Influenced by this (slightly shortened) post from ‘Fish Eaters’ above, Liza Rafe tells her story of Veiling:
Veiling: Resting in my Husband’s Headship
I have been covering my head in the presence of our Lord for two and half years and it has brought me nothing but grace and blessings! At first, I was afraid to put the chapel veil on. I was afraid that I would attract undo attention to myself. I was afraid people would think I was “Holier than thou.” I was afraid that the priest would tell me to take it off. I was afraid that my family would scoff. I was Afraid.
But the beautiful tradition attracted me and the more I read, the more reasons I found to veil. It came to a point where the only reason I wasn’t veiling was fear. So, I got my grandmother’s old chapel veil (somehow I inherited it when she died. I am sure she was praying for me) out of my dresser drawer and took it to Mass one Sunday.
I remember putting it on my head the first time. Oh, How painful that was! How uncomfortable I felt. But I also found great peace in this action so I kept doing it. Sunday after Sunday my chapel veil came with me. And something began to happen. I began to rest in my husband’s headship. Yes! Through this outward sign of submission- I began to rest in my husband’s leadership.
And as I surrendered myself to my husband’s leadership, my husband became a stronger leader! In little ways that at first I didn’t notice, in fact, I was annoyed by some of the changes. For instance, My husband and I have several little ones and making it to Mass on time is a
scrimmage challenge. My husband said one Sunday on our way to church, “We need to get to Mass before the Procession.” I groaned and complained, “But! that means more time with our children squirming in the pews!” he responded firmly, calmly, “No, to arrive after the procession is disrespectful. You wouldn’t arrive at court late. We should be there before the Procession.” Of course, he was right but what kept me from arguing further wasn’t the fact that he was correct, it was my little veil tucked in my purse. I remembered what it symbolized, my submission to my husband’s authority and here it was right in front of me, “We need to arrive before the Procession.” I kept quiet and the next Sunday I tried a bit harder to get the children ready for church on time. My husband appreciated my efforts he thanked me and we had more time for prayer together as a family. I do not think I would have done this prior to veiling – the outward sign is what helped me.
When I enter the Church and put on my veil, my mind turns to my Lord and with this turning of mind, I have grown in my reverence for the Eucharist. I have grown in modesty as well, I am much more mindful of what I wear to Church. My children love my chapel veil too. They see my mind turn to prayer as I enter in the Lord’s house and quietly veil. They see that the Lord’s house is different from other places and they see the reverence it is due through one simple symbol, my veil.
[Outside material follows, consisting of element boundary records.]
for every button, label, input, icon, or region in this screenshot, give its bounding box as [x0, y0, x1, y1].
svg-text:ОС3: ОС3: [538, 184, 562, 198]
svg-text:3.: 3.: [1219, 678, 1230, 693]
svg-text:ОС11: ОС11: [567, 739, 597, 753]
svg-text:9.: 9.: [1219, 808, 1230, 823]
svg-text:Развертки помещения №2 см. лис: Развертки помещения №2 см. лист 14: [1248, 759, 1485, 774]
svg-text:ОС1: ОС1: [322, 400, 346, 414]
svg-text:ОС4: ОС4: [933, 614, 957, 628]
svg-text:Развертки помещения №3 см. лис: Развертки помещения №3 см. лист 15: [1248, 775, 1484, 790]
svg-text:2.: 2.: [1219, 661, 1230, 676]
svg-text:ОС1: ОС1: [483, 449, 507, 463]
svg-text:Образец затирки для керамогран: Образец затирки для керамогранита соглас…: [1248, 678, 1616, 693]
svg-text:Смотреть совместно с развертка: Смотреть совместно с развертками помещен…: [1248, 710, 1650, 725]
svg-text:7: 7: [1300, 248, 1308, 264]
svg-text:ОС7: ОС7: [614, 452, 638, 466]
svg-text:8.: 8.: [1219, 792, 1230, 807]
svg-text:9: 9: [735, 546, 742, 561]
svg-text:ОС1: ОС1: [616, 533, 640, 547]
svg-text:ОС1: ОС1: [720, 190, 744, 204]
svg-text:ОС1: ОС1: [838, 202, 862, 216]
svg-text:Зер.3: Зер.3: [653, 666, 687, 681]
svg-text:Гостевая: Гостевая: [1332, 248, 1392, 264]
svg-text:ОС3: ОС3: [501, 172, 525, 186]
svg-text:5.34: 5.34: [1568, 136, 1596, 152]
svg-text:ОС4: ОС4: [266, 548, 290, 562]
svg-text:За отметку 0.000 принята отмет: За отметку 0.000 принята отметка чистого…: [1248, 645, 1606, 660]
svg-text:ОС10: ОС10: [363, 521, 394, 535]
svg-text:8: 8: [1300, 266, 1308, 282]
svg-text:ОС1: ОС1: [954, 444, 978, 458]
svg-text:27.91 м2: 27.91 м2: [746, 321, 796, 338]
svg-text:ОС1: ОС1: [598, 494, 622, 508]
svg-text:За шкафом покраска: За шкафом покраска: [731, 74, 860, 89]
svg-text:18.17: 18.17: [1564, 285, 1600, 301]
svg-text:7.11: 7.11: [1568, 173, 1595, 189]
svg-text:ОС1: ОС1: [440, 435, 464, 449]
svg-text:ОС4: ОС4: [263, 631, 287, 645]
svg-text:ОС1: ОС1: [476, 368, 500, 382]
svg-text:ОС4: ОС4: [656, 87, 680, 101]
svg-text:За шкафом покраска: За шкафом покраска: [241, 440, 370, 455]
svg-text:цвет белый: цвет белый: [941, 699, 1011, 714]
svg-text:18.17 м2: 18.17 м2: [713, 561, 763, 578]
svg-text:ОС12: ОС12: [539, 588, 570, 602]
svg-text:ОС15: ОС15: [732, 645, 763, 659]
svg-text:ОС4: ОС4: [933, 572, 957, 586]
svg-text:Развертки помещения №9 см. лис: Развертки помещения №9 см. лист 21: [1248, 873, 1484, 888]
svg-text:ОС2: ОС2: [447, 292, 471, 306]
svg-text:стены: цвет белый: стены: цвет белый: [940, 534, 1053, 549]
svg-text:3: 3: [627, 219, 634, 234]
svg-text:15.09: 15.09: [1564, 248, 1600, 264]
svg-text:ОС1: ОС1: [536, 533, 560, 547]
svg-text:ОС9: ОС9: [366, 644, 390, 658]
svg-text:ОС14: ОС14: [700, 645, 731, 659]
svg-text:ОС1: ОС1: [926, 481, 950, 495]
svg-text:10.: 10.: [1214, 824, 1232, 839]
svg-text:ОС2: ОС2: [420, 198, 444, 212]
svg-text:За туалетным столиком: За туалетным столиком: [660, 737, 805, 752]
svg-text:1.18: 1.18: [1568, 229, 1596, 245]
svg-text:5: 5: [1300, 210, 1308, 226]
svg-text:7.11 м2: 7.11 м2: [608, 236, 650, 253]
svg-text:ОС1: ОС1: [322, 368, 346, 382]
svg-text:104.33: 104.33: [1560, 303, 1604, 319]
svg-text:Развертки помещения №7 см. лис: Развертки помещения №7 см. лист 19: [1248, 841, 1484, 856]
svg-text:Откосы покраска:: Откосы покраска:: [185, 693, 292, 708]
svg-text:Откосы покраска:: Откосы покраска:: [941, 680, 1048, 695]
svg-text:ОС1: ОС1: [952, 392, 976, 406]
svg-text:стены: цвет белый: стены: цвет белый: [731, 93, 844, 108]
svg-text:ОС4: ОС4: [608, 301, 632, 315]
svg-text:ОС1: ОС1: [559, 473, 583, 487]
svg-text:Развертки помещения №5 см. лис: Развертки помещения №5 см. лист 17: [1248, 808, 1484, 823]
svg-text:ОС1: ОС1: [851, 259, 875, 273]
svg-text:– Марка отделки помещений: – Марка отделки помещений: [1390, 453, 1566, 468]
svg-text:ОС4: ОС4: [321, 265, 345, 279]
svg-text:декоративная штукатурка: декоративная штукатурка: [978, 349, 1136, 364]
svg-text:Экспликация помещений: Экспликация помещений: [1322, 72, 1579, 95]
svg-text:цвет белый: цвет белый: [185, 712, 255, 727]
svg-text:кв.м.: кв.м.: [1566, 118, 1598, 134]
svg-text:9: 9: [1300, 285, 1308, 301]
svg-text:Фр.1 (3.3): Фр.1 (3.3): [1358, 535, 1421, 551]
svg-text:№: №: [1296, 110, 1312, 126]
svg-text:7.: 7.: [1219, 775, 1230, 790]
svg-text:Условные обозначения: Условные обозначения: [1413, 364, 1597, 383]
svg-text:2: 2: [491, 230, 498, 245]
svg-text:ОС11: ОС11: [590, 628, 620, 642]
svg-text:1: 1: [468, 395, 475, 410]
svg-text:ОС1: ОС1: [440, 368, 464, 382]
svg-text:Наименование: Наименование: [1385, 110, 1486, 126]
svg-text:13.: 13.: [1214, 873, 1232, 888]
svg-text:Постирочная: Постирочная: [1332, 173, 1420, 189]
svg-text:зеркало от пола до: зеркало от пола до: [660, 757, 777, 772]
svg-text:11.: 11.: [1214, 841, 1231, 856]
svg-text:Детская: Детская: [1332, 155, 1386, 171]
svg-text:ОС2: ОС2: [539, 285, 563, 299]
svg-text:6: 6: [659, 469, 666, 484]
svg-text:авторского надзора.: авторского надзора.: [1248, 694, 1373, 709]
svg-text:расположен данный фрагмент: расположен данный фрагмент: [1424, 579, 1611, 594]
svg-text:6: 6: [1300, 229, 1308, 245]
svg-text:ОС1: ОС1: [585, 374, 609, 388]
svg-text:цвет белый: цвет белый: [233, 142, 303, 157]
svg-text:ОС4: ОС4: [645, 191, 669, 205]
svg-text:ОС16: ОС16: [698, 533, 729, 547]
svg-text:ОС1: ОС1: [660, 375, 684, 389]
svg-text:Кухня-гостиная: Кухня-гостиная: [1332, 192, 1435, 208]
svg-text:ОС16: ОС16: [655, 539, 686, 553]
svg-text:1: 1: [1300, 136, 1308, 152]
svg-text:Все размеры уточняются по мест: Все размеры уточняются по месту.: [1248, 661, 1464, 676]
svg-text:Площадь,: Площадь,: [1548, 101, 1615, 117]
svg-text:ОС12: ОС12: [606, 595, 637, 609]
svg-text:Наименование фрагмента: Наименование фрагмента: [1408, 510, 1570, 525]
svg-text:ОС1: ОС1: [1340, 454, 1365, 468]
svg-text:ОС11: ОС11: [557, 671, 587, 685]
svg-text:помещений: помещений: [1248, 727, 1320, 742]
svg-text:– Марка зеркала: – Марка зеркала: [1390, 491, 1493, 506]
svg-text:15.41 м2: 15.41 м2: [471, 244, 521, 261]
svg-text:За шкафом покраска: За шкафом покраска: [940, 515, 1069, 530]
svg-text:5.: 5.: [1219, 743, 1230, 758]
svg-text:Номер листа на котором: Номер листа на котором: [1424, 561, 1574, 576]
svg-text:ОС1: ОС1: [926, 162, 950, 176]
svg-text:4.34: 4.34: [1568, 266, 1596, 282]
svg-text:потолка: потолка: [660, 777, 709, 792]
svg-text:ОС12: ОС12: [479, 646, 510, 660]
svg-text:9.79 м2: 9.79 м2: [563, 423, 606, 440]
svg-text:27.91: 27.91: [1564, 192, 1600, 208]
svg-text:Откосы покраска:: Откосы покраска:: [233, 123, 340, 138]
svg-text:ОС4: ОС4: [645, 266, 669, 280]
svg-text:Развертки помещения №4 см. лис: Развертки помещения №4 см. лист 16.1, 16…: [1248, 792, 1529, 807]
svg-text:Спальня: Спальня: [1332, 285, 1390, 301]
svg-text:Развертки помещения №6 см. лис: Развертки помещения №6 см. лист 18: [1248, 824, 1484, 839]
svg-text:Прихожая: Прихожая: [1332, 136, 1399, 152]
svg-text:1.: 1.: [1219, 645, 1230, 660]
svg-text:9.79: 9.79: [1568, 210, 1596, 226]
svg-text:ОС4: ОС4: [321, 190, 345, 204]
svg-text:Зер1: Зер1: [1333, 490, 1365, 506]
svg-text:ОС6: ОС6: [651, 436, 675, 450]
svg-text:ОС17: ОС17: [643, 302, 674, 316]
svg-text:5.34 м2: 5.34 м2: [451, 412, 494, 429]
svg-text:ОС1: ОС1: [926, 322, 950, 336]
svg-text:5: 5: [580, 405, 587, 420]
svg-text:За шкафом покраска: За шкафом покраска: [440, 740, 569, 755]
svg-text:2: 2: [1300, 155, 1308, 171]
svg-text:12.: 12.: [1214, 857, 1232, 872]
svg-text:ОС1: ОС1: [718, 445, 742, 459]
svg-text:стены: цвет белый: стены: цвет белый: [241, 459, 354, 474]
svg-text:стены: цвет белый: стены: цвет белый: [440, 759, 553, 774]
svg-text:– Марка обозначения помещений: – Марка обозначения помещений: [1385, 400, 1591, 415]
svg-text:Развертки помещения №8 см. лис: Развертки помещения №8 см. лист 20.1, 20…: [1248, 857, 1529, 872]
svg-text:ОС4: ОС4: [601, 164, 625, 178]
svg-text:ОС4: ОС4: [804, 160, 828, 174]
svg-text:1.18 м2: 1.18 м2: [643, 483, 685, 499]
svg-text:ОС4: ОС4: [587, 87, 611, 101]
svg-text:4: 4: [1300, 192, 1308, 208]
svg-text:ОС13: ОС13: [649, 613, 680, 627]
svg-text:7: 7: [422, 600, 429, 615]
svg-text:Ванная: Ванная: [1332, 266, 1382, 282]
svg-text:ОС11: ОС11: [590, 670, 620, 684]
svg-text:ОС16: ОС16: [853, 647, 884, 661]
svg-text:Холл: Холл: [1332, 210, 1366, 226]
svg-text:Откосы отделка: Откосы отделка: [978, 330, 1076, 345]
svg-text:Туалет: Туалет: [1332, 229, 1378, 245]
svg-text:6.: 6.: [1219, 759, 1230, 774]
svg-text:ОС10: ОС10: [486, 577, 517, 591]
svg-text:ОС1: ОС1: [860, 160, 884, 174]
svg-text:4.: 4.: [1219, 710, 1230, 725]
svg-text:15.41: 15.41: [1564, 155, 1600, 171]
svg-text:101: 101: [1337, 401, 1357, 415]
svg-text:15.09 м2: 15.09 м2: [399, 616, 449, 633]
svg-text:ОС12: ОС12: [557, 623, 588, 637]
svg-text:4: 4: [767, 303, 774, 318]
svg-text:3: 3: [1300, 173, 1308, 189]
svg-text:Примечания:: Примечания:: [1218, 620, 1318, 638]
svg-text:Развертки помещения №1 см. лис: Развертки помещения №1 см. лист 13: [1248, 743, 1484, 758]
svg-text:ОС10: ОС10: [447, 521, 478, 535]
Every Sunday now, I veil and rest in my husband’s headship. I love it. He loves it. When I began veiling, I didn’t think it would change my spiritual life but it has. I didn’t think it would strengthen my marriage but it has. I didn’t think it would teach my children reverence, but it has. I didn’t think grace would come, but, oh, what grace! It was a little gift to my Lord, my loaves and fishes and oh, how he multiplies our loaves and fishes! We need outward signs of inward grace. We need symbols to help us understand realities that are difficult to grasp. Let us embrace those simple signs. If you are thinking of veiling- let go of your fears. Take the leap of faith, veil.